Not me, that's for sure. I had to look it all up on Wikipedia.
Wednesday, July 11, 2012
A couple years ago thunder struck a 90-foot pine tree near my house during a storm like today's. It boiled a strip of bark right off the trunk, top to bottom. Sap bled out of it for a few weeks, then the whole tree turned brown and started to disintegrate.

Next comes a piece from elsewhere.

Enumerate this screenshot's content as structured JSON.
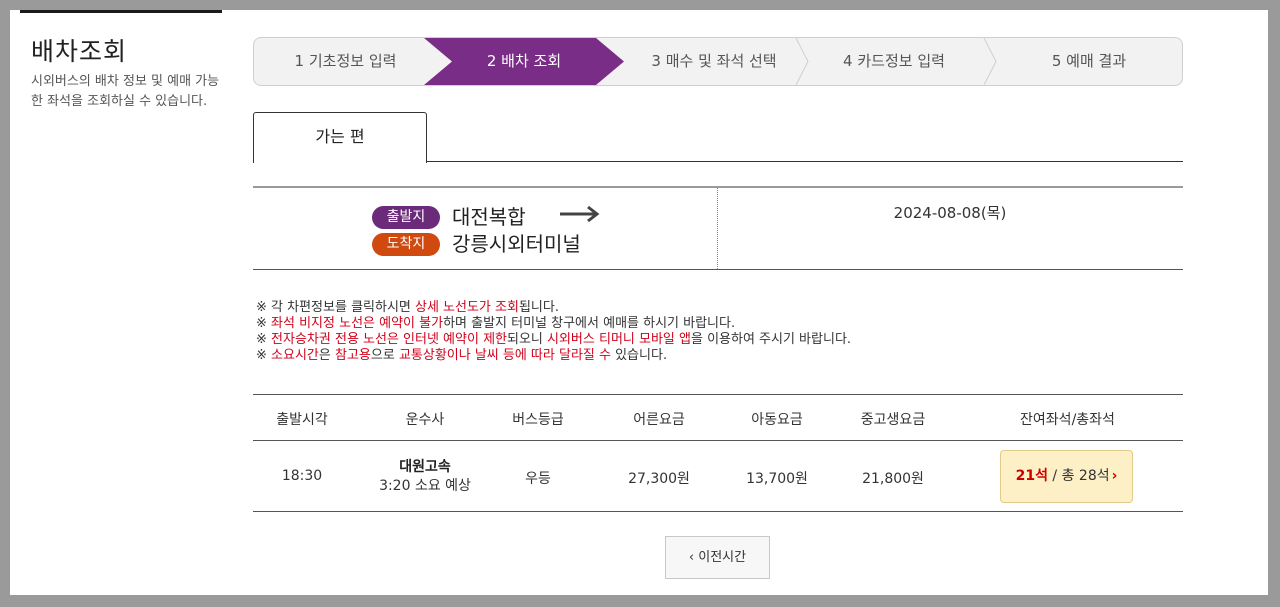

I was in the kitchen when the lightning struck. I could see the tree from there, just outside the window. The crack of thunder was so loud I jumped and nearly soiled myself. (I was handling foods that leave stains. What did you think I meant?) After the ka-bang I wondered if I had gone deaf. I didn't hear anything. The rain had not yet begun, so there were no eave droplets to hear. To test my hearing I would have to make my own noise.
I said a few words aloud. Nope, not deaf. The silence was nothing more than the contrast between the loudest thing I'd ever heard and the end of the loudest thing I'd ever heard.
Tuesday, August 10, 2010
My question is: How would you know? If the cheese is in his pocket you would only know about it if he chose to show you.
Oh, by the way, I DO keep cheese in my pocket. Sliced cheese. It's flat, so it's perfect for transporting in a pocket. And the warmth of your body heats the cheese so it's nice and tasty when you finally eat it. Some days before I make a sandwich I will stick a slice of cheese in each pants pocket. Five minutes later, they're good and warm.